Its like an inverted Chocolate Chip cookie!  They are just as easy to make, but their rich coloring and flavor makes people think they are a bit more upperclass.

cookies

350ºF / 8-10 min.

Ingredients:

  • 1 cup butter, softened
  • 2 cups white sugar
  • 2 eggs
  • 2 teaspoons vanilla extract
  • 2 cups all-purpose flour
  • 3/4 cup dark chocolate (or unsweetened) cocoa powder
  • 1 teaspoon baking soda
  • 1/2 teaspoon salt
  • 1 2/3 cups white chocolate chips or chunks

Directions:

  1. Pre-heat oven to 350ºF (175ºC)
  2. Cream together the butter and sugar until fluffy.
  3. Beat in Eggs and Vanilla
  4. Add Flour, cocoa, baking soda and salt; mixing in thoroughly.
  5. Hand fold in your White Chocolate chips or chunks
  6. Drop batter by teaspoonful onto an ungreased cookie sheet
  7. Bake for 8-10 minutes until set
  8. Let cook on cookie sheet for a couple minutes and then move to cooling rack to cool completely

 

I saved a few of these from the batch for the home cookiejar since I suspect my father, who is coming to visit at the end of the week, will enjoy them.   My father and I share a love of chocolate.  It can be white, milk, dark… just about any kind and I will savor it.  Heck…. I can savor an M&M, and let it just melt through the candy shell into my mouth.  (This is a trick I learned when I was younger and wanted to sample chocolate chips, but didn’t dare take too many from the cupboard or my samples would get noticed.  So I’d sneak just a couple and hold them in my mouth letting them melt away.)

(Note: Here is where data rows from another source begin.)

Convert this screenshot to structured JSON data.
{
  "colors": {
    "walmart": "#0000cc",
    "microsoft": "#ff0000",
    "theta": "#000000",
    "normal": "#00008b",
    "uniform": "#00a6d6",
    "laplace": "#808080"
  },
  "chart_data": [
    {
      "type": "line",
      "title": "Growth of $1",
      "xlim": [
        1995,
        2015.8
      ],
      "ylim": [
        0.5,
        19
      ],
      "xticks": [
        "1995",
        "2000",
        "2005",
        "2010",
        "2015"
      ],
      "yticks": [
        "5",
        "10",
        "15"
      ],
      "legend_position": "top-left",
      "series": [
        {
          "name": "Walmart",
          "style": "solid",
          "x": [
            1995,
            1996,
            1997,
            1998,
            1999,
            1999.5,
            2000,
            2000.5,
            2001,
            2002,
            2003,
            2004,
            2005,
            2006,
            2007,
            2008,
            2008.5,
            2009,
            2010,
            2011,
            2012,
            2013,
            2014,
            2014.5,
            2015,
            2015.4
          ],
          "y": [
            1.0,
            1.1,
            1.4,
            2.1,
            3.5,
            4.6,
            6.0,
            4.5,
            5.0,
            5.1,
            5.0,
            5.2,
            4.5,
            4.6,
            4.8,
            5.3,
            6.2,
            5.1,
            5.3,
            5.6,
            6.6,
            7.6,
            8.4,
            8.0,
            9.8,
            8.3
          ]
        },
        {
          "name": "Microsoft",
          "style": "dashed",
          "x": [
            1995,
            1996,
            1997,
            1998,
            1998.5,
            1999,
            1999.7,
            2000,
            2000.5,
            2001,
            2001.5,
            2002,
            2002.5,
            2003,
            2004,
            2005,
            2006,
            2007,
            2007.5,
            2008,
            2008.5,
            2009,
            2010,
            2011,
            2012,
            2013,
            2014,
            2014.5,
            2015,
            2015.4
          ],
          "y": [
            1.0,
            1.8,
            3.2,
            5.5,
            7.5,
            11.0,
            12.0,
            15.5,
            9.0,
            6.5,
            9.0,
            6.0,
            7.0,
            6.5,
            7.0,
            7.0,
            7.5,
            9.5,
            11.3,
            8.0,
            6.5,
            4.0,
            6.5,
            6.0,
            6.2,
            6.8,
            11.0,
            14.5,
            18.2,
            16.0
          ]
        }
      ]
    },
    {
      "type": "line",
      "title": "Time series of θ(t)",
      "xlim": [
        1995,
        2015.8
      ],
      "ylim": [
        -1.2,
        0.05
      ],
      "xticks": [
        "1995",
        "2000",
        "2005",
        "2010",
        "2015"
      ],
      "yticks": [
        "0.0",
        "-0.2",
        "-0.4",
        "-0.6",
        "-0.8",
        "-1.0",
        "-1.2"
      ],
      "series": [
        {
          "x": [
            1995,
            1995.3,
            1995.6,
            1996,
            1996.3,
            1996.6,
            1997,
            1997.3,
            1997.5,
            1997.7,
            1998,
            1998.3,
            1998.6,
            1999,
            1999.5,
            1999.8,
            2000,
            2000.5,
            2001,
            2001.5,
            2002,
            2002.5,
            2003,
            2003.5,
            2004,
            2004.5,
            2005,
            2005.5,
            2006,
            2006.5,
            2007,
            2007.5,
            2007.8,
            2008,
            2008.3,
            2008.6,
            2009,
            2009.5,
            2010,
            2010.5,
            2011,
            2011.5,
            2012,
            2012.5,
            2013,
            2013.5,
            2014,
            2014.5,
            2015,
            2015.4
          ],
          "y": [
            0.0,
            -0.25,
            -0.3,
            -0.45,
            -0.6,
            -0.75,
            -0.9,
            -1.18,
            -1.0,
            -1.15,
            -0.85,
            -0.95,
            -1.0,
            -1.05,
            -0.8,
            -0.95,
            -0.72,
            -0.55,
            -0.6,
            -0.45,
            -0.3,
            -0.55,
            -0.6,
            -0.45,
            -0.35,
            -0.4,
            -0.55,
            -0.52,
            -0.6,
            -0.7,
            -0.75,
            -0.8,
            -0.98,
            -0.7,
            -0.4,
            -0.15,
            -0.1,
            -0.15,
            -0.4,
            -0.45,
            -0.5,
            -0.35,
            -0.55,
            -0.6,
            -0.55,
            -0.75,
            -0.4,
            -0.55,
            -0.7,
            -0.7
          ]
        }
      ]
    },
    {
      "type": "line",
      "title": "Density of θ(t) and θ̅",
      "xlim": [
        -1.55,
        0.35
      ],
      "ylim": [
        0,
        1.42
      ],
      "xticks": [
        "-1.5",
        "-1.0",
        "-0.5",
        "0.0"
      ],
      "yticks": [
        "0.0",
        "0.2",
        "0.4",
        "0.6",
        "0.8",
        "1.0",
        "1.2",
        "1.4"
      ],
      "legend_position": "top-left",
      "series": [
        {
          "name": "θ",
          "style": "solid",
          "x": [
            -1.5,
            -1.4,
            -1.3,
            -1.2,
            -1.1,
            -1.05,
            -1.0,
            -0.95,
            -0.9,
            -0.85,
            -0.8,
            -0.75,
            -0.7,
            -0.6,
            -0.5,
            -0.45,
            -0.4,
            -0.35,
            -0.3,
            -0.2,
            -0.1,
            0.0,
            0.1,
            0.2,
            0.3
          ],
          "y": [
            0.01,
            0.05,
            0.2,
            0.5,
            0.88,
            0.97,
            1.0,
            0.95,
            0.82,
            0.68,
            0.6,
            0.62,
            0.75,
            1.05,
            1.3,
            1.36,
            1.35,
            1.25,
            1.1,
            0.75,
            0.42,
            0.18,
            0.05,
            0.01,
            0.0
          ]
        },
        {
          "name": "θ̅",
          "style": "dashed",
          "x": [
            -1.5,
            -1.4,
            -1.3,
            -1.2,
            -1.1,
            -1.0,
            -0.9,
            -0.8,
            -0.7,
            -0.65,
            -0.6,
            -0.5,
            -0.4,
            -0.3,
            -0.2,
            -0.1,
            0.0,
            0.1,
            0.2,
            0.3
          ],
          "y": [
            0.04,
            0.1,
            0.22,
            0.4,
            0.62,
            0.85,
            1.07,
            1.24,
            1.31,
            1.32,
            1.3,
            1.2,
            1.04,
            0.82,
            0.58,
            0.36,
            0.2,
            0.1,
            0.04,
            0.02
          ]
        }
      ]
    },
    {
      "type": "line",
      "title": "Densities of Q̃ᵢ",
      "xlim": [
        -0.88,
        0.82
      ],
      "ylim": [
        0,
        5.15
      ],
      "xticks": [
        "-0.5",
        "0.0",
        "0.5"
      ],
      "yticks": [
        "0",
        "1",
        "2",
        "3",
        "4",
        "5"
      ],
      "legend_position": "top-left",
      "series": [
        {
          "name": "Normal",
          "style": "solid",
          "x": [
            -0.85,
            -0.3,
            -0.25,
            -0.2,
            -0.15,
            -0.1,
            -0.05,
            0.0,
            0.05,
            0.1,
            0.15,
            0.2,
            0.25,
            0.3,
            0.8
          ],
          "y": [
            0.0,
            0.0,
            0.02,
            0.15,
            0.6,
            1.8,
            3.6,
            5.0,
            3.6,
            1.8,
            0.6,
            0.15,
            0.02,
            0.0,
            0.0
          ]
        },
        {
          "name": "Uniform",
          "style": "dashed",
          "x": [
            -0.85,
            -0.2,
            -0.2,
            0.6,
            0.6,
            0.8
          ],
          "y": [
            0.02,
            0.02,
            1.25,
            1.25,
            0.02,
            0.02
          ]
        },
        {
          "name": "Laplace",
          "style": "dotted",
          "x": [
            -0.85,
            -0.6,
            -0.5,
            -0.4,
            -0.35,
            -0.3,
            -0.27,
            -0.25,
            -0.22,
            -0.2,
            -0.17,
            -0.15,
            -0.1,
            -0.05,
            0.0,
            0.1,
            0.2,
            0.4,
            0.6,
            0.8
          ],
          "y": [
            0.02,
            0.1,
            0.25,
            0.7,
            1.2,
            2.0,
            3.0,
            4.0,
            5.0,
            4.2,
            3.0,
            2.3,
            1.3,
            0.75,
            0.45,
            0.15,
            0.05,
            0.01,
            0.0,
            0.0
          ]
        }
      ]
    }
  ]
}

I will confess that at this point in my life, I’ve started to pass over the no-name brand chocolate bits that they seem to put out for candy holidays.  It just seems to me they have gotten into the chalky or oily dregs and lack the richness of flavor I expect.

Posted by: MissCarlotta | April 11, 2011

Welcome to my Year of Cookies Blog

So the adventure started way back in November of 2010… when shopping at the local Target, Ben and I came across this:

Tux's long lost winter cousin.

Being somewhat geek-smitten with this obvious cousin of Tux, I offered to keep his tummy full of cookies at Ben’s new workplace if he wanted to take him home.  And so… the cookie making began.